Die Karawane der Kreativpioniere hat sich seit dem Mauerfall wie eine Spirale durch die Innenstadt bewegt. Sie wanderte von Kreuzberg (zusätzlich gespeist durch westdeutsche Zuzügler) über Mitte, den Prenzlauer Berg nach Friedrichshain und über den Wrangelkiez/östliches Spreeufer weiter nach Nordneukölln in den Reuterkiez. Auf einer Karte bewegt sie sich spiralförmig von innen nach außen. Damit würden dann die aufsässigen, einkommensschwachen und alternativen Bevölkerungsteile aus der Innenstadt verdrängt und die sogenannte Elite könnte dann unbehelligt mit den Touristen ihren verschwenderischen Lebensstil ausleben. Im Nachtrab der oben erwähnten Pioniere haben sich immer kaufkräftigere Gruppen in den jeweiligen Stadtvierteln nieder gelassen, nachdem die ehemals kaputten Viertel saniert worden waren, wogegen nichts zu sagen ist. In der Folge erhöhten dann die Wohnungseigentümer die Mieten immer mehr, so dass die beschriebene Karawane in Gang gesetzt wurde. Denn auch viele der Pioniere konnten die neuen Mieten nicht bezahlen.

Was tun?

Um die weitere Segregation zu verhindern und um die Lebensqualität der einkommensschwachen Schichten zu erhöhen, bedarf es langfristig der Herausnahme von Wohnungen aus dem Warenmarkt und einer positiven Lohnentwicklung. Breit diskutiert wurden auf der Veranstaltung kurz- und mittelfristige Maßnahmen und Forderungen, die auf Bezirks- und Landesebene umgesetzt werden können.
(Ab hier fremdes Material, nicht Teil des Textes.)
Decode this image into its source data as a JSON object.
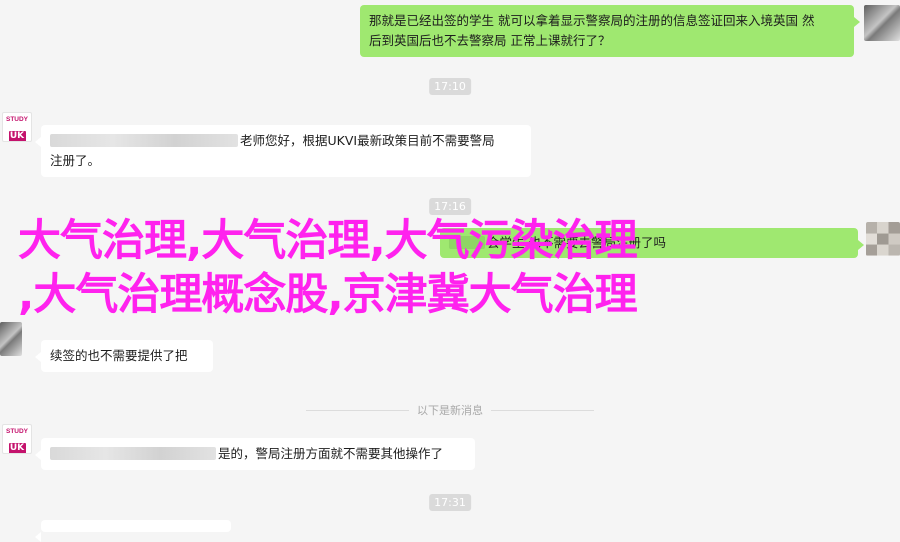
{
  "messages": {
    "m1": {
      "line1": "那就是已经出签的学生 就可以拿着显示警察局的注册的信息签证回来入境英国 然",
      "line2": "后到英国后也不去警察局 正常上课就行了？"
    },
    "t1": "17:10",
    "m2": {
      "line1_text": "老师您好，根据UKVI最新政策目前不需要警局",
      "line2": "注册了。"
    },
    "t2": "17:16",
    "m3": {
      "text": "会学生 也不需要去警局注册了吗"
    },
    "m4": {
      "text": "续签的也不需要提供了把"
    },
    "separator": "以下是新消息",
    "m5": {
      "text": "是的，警局注册方面就不需要其他操作了"
    },
    "t3": "17:31"
  },
  "avatars": {
    "study_uk_top": "STUDY",
    "study_uk_k": "UK"
  },
  "overlay": {
    "line1": "大气治理,大气治理,大气污染治理",
    "line2": ",大气治理概念股,京津冀大气治理"
  },
  "colors": {
    "outgoing_bubble": "#9fe870",
    "incoming_bubble": "#ffffff",
    "overlay_text": "#ff22ee",
    "background": "#f5f5f5"
  }
}
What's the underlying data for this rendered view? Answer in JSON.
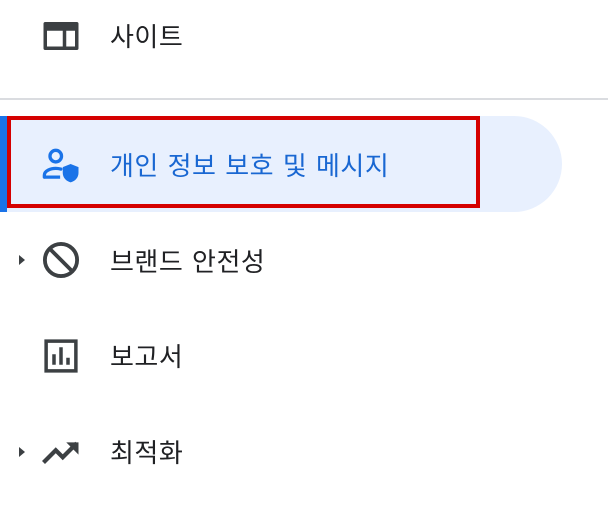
{
  "nav": {
    "items": [
      {
        "label": "사이트",
        "icon": "web-layout-icon"
      },
      {
        "label": "개인 정보 보호 및 메시지",
        "icon": "privacy-user-shield-icon",
        "active": true
      },
      {
        "label": "브랜드 안전성",
        "icon": "block-icon",
        "expandable": true
      },
      {
        "label": "보고서",
        "icon": "bar-chart-icon"
      },
      {
        "label": "최적화",
        "icon": "trending-up-icon",
        "expandable": true
      }
    ]
  },
  "colors": {
    "active_bg": "#e8f0fe",
    "active_text": "#1967d2",
    "active_bar": "#1a73e8",
    "highlight_border": "#d50000",
    "icon_gray": "#3c4043",
    "text": "#202124",
    "divider": "#dadce0"
  }
}
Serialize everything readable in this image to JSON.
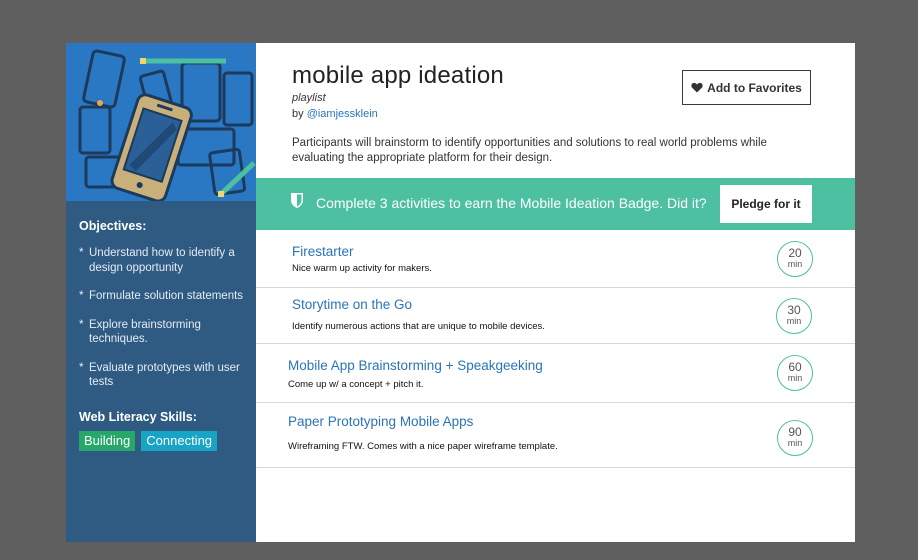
{
  "colors": {
    "background": "#5f5f5f",
    "sidebar": "#2f5b82",
    "hero": "#2a78c4",
    "accent": "#4cc0a0",
    "link": "#2b74b8",
    "skill_building": "#27a86a",
    "skill_connecting": "#18a4c4"
  },
  "sidebar": {
    "objectives_title": "Objectives:",
    "objectives": [
      "Understand how to identify a design opportunity",
      "Formulate solution statements",
      "Explore brainstorming techniques.",
      "Evaluate prototypes with user tests"
    ],
    "bullet": "*",
    "skills_title": "Web Literacy Skills:",
    "skills": [
      "Building",
      "Connecting"
    ]
  },
  "header": {
    "title": "mobile app ideation",
    "subtitle": "playlist",
    "by_prefix": "by",
    "author": "@iamjessklein",
    "favorite_icon": "heart-icon",
    "favorite_label": "Add to Favorites"
  },
  "description": "Participants will brainstorm to identify opportunities and solutions to real world problems while evaluating the appropriate platform for their design.",
  "badge": {
    "icon": "shield-icon",
    "text": "Complete 3 activities to earn the Mobile Ideation Badge. Did it?",
    "pledge_label": "Pledge for it"
  },
  "activities": [
    {
      "title": "Firestarter",
      "description": "Nice warm up activity for makers.",
      "duration": "20",
      "unit": "min"
    },
    {
      "title": "Storytime on the Go",
      "description": "Identify numerous actions that are unique to mobile devices.",
      "duration": "30",
      "unit": "min"
    },
    {
      "title": "Mobile App Brainstorming + Speakgeeking",
      "description": "Come up w/ a concept + pitch it.",
      "duration": "60",
      "unit": "min"
    },
    {
      "title": "Paper Prototyping Mobile Apps",
      "description": "Wireframing FTW. Comes with a nice paper wireframe template.",
      "duration": "90",
      "unit": "min"
    }
  ]
}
Als da wären: Veränderung der politischen Einschätzung der Wohnungsversorgung auf der Landesebene; Bekenntnis zum Staatseingriff in den Wohnungsmarkt – es ist effektiver im Sinne der Mieter, Sanierungsgebiete auszuweisen als Quartiermanagementgebiete, nach der Sanierung muss die Mieterberatung fortgesetzt werden; in Milieuschutzgebieten, die vom Bezirk ausgewiesen werden können, kann und soll der Senat für 10 Jahre die Umwandlung in Eigentumswohnungen verbieten; Genehmigungszwang bei Abrissvorhaben; Wiedereinführung der Zweckentfremdungsverordnung für Wohnraum – dazu zählt auch die Umwandlung in Ferienwohnungen; bei Grundstücksverkäufen aus dem Liegenschaftsfonds müssen eine Zweckbindung, ein Belegungsschlüssel und Selbsthilfe in den Verkaufsverträgen ermöglicht bzw. verankert werden; für die Mieter der vom Subventionsausstieg betroffenen Sozialwohnungen, muss ein Auffangnetz geschaffen werden; die AV Wohnen für die ALG II-Empfangenden muss so verändert werden, dass die steigenden Warmnebenkosten aufgefangen werden; die 11%ige Umlage pro Jahr bei Modernisierungen muss auf 5% halbiert werden und nach 20 Jahren beendet werden, da die Kosten dann bezahlt sind; die Mieterhöhungsspanne für Neuvermietungen von 20% in drei Jahren muss abgeschafft werden. Eine Erhöhung darf nur noch analog der Inflationsrate erfolgen. Entsprechendes forderte der Bezirksbürgermeister Franz Schulz (Grüne) bereits vor anderthalb Jahren in einem offenen Brief vom Senat. Während vom Senat als Ausrede oft auf die Kompetenz des Bundes in Gesetzesfragen verwiesen wird, fangen die Mieter schon an sich zu wehren. So entwickeln sich in einigen Vierteln Strukturen, die schon bald Teil einer starken MieterInnenbewegung sein können.